От всей души | страница 26
Санд, Мюссе и многим другим очень не хватало этих отважных репортеров, на отсутствие которых мы сегодня, слава богу, не можем пожаловаться, к вящей радости читателей. «Ах! – думала я не далее как позавчера. – Если бы в тридцать два года я, как Жорж Санд, отправилась на мыс Код с красавцем Жаном-Мари ле Клезио, а потом, оставив писателя прикованным к постели тяжелой болезнью бери-бери (авитаминоз Б. – Прим. перев.), вернулась бы под ручку с доктором Кристианом Барнардом (мечтать так мечтать!..), ах, – думала я, – представляю себе, какой бы переполох я вызвала! Какой переполох, какие сенсационные статейки, какие незабываемые фотографии, а позже мое имя в школьных учебниках (если предположить, что оно каким-нибудь чудом попадет туда и дойдет таким образом до наших детишек, если только к тому времени их не уничтожит атомный взрыв), итак, мое имя тоже будет вываляно в грязи».
И все же… и все же, уж не знаю, что было бы в моем случае, но могу с уверенностью утверждать – читатель сам убедится, прочитав сегодня письма пресловутых любовников, – что ни Санд не заслужила позора, ни Мюссе – сочувствия: их история, естественно, как всегда, отличается от того, что нам предлагает История с большой буквы.
Итак, прежде чем прочесть эти письма, мы должны как следует представить себе героев, двух мастеров эпистолярного жанра, их прошлое и настоящее, их эпоху.

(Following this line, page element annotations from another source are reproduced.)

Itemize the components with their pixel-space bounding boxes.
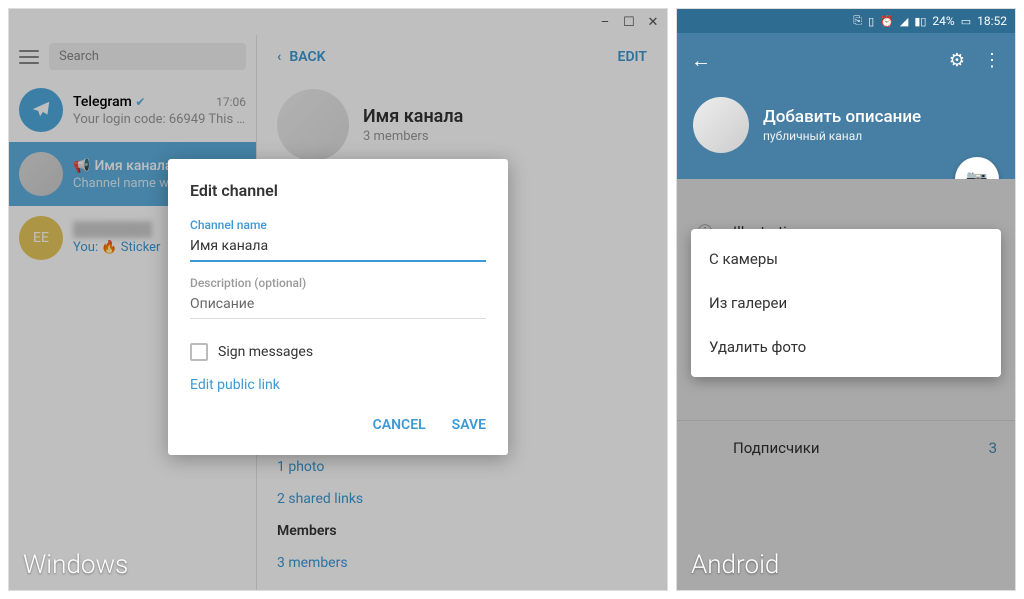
wifi-icon: ◢ — [900, 15, 908, 28]
channel-avatar — [693, 97, 749, 153]
cast-icon: ⎘ — [853, 14, 862, 28]
edit-public-link[interactable]: Edit public link — [190, 377, 486, 393]
status-time: 18:52 — [977, 14, 1007, 28]
android-panel: ⎘ ▯ ⏰ ◢ ▮▯ 24% ▭ 18:52 ← ⚙ ⋮ Добавить оп… — [676, 8, 1016, 591]
platform-label: Android — [691, 550, 779, 580]
gear-icon[interactable]: ⚙ — [949, 50, 965, 71]
modal-overlay[interactable]: Edit channel Channel name Description (o… — [9, 9, 667, 590]
channel-subtitle: публичный канал — [763, 129, 921, 143]
android-body: ⓘ Illustrations · Подписчики 3 С камеры … — [677, 179, 1015, 590]
menu-delete-photo[interactable]: Удалить фото — [691, 325, 1001, 369]
menu-from-gallery[interactable]: Из галереи — [691, 281, 1001, 325]
back-arrow-icon[interactable]: ← — [691, 48, 711, 73]
channel-header: Добавить описание публичный канал 📷 — [677, 87, 1015, 179]
battery-icon: ▭ — [961, 15, 971, 28]
signal-icon: ▮▯ — [914, 15, 926, 28]
cancel-button[interactable]: CANCEL — [373, 417, 426, 433]
edit-channel-dialog: Edit channel Channel name Description (o… — [168, 159, 508, 455]
save-button[interactable]: SAVE — [452, 417, 486, 433]
menu-from-camera[interactable]: С камеры — [691, 237, 1001, 281]
sign-messages-row[interactable]: Sign messages — [190, 343, 486, 361]
dialog-title: Edit channel — [190, 181, 486, 200]
channel-name-input[interactable] — [190, 234, 486, 262]
photo-source-menu: С камеры Из галереи Удалить фото — [691, 229, 1001, 377]
status-bar: ⎘ ▯ ⏰ ◢ ▮▯ 24% ▭ 18:52 — [677, 9, 1015, 33]
name-label: Channel name — [190, 218, 486, 232]
platform-label: Windows — [23, 550, 128, 580]
channel-title: Добавить описание — [763, 107, 921, 127]
vibrate-icon: ▯ — [868, 15, 874, 28]
app-toolbar: ← ⚙ ⋮ — [677, 33, 1015, 87]
sign-messages-checkbox[interactable] — [190, 343, 208, 361]
overflow-icon[interactable]: ⋮ — [983, 50, 1001, 71]
sign-messages-label: Sign messages — [218, 344, 313, 360]
description-input[interactable] — [190, 292, 486, 319]
windows-panel: – ☐ ✕ Search Telegram ✔ 17:06 Your — [8, 8, 668, 591]
alarm-icon: ⏰ — [880, 15, 894, 28]
battery-percent: 24% — [932, 14, 954, 28]
description-label: Description (optional) — [190, 276, 486, 290]
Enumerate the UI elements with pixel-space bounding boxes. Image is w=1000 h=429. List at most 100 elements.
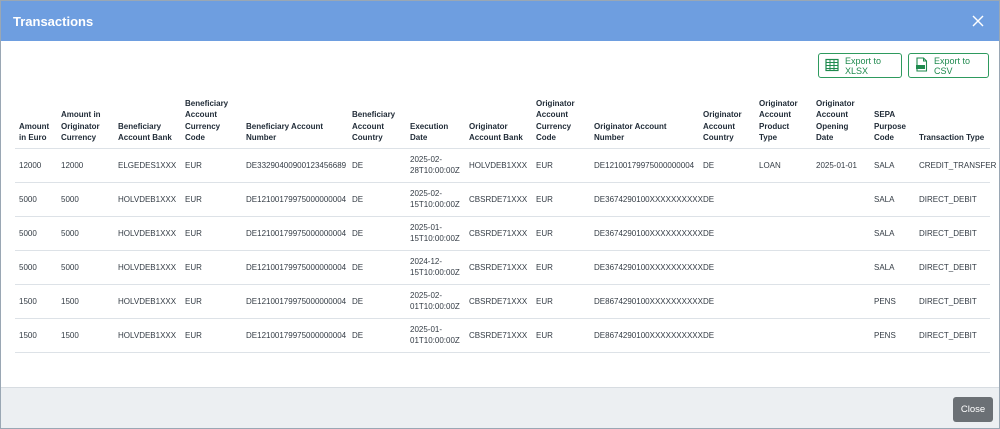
table-cell: 2025-01-15T10:00:00Z bbox=[406, 215, 465, 250]
table-cell: DE bbox=[699, 249, 755, 284]
table-cell: DE bbox=[699, 215, 755, 250]
table-cell: DE bbox=[348, 283, 406, 318]
table-cell: DE bbox=[699, 283, 755, 318]
column-header: Beneficiary Account Number bbox=[246, 121, 324, 143]
table-cell: HOLVDEB1XXX bbox=[465, 147, 532, 182]
table-cell: 5000 bbox=[15, 249, 57, 284]
table-row: 1500 1500 HOLVDEB1XXX EUR DE1210017997500000… bbox=[15, 283, 990, 318]
table-cell: 1500 bbox=[57, 317, 114, 353]
csv-file-icon bbox=[915, 57, 928, 74]
table-cell bbox=[755, 215, 812, 250]
table-cell: 5000 bbox=[57, 249, 114, 284]
table-cell: DE bbox=[348, 317, 406, 353]
table-cell: 2025-02-01T10:00:00Z bbox=[406, 283, 465, 318]
export-csv-label: Export to CSV bbox=[934, 55, 971, 76]
transactions-table-container: Amount in Euro Amount in Originator Curr… bbox=[15, 91, 996, 353]
table-cell: DE bbox=[699, 147, 755, 182]
table-cell: EUR bbox=[181, 181, 242, 216]
export-toolbar: Export to XLSX Export to CSV bbox=[818, 53, 989, 78]
table-row: 5000 5000 HOLVDEB1XXX EUR DE1210017997500000… bbox=[15, 249, 990, 284]
close-icon[interactable] bbox=[967, 10, 989, 32]
table-cell bbox=[755, 317, 812, 353]
export-xlsx-label: Export to XLSX bbox=[845, 55, 882, 76]
table-cell: 2024-12-15T10:00:00Z bbox=[406, 249, 465, 284]
table-cell: DE33290400900123456689 bbox=[242, 147, 348, 182]
table-cell: CBSRDE71XXX bbox=[465, 181, 532, 216]
table-cell: DIRECT_DEBIT bbox=[915, 317, 990, 353]
column-header: Originator Account Number bbox=[594, 121, 667, 143]
table-cell: EUR bbox=[181, 249, 242, 284]
table-cell bbox=[812, 283, 870, 318]
table-cell: 5000 bbox=[15, 215, 57, 250]
column-header: Originator Account Opening Date bbox=[816, 98, 855, 143]
column-header: Originator Account Bank bbox=[469, 121, 523, 143]
table-cell: 1500 bbox=[15, 283, 57, 318]
transactions-modal: Transactions Export to XLSX Export to CS… bbox=[0, 0, 1000, 429]
table-cell: HOLVDEB1XXX bbox=[114, 283, 181, 318]
modal-header: Transactions bbox=[1, 1, 999, 41]
table-cell: DE3674290100XXXXXXXXXX bbox=[590, 215, 703, 250]
export-csv-button[interactable]: Export to CSV bbox=[908, 53, 989, 78]
table-cell: DE12100179975000000004 bbox=[242, 283, 348, 318]
table-cell: 12000 bbox=[15, 147, 57, 182]
table-cell: LOAN bbox=[755, 147, 812, 182]
column-header: Originator Account Country bbox=[703, 110, 742, 142]
table-cell: SALA bbox=[870, 147, 915, 182]
table-cell: DE8674290100XXXXXXXXXX bbox=[590, 317, 703, 353]
table-body: 12000 12000 ELGEDES1XXX EUR DE33290400900123… bbox=[15, 147, 996, 353]
table-cell: EUR bbox=[532, 147, 590, 182]
table-cell: DE bbox=[699, 317, 755, 353]
table-cell: EUR bbox=[181, 215, 242, 250]
table-cell: EUR bbox=[532, 317, 590, 353]
spreadsheet-icon bbox=[825, 58, 839, 74]
table-cell bbox=[812, 181, 870, 216]
close-button[interactable]: Close bbox=[953, 397, 993, 422]
table-cell: DIRECT_DEBIT bbox=[915, 283, 990, 318]
table-cell: SALA bbox=[870, 181, 915, 216]
table-cell: EUR bbox=[181, 147, 242, 182]
table-cell: 5000 bbox=[15, 181, 57, 216]
column-header: Execution Date bbox=[410, 121, 449, 143]
column-header: Amount in Originator Currency bbox=[61, 110, 101, 142]
table-cell: EUR bbox=[532, 283, 590, 318]
table-cell bbox=[812, 249, 870, 284]
table-cell: DE12100179975000000004 bbox=[242, 215, 348, 250]
table-cell: CBSRDE71XXX bbox=[465, 283, 532, 318]
table-cell: 5000 bbox=[57, 181, 114, 216]
table-cell: DIRECT_DEBIT bbox=[915, 181, 990, 216]
column-header: Transaction Type bbox=[919, 133, 985, 142]
column-header: Beneficiary Account Country bbox=[352, 110, 396, 142]
column-header: SEPA Purpose Code bbox=[874, 110, 907, 142]
table-header-row: Amount in Euro Amount in Originator Curr… bbox=[15, 91, 990, 148]
table-cell: DE3674290100XXXXXXXXXX bbox=[590, 249, 703, 284]
table-row: 1500 1500 HOLVDEB1XXX EUR DE1210017997500000… bbox=[15, 317, 990, 353]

Конечно, невозможно описать в двух словах такую богатую, такую лирическую, такую романтическую эпоху. Но вот что необходимо сказать: в ту эпоху миром правили чувства. Чувства были у всех, и все, мужчины и женщины, говорили о них без стеснения, с жаром и, разумеется, зачастую весьма красноречиво. Это не означает, что каждый наговаривал факты и события собственной жизни на магнитофон или диктовал литературному негру, чья задача состояла в написании на основе услышанного книг – почти всегда весьма пошлых и непременно слегка бесстыдных. Нет! Наоборот, каждый человек самолично описывал чувства, на которые его вдохновляли факты и события его жизни, и в них он искал прежде всего порыв, музыку. Каждый человек пытался доверить свои эмоции почерневшим от копоти свечей листочкам бумаги, но написанное тщательно пряталось по ящикам или вполголоса читалось лишь лучшим друзьям. Писать – это было священнодействие, быть напечатанным – недостижимый идеал, а на литературу смотрели как на высокое искусство, доступное одним лишь писателям. Как видим, эпоха была весьма консервативная, но все же в ней расцветали прекрасные таланты, такие очевидные и несхожие, как Стендаль, Флобер, Гюго и многие-многие другие.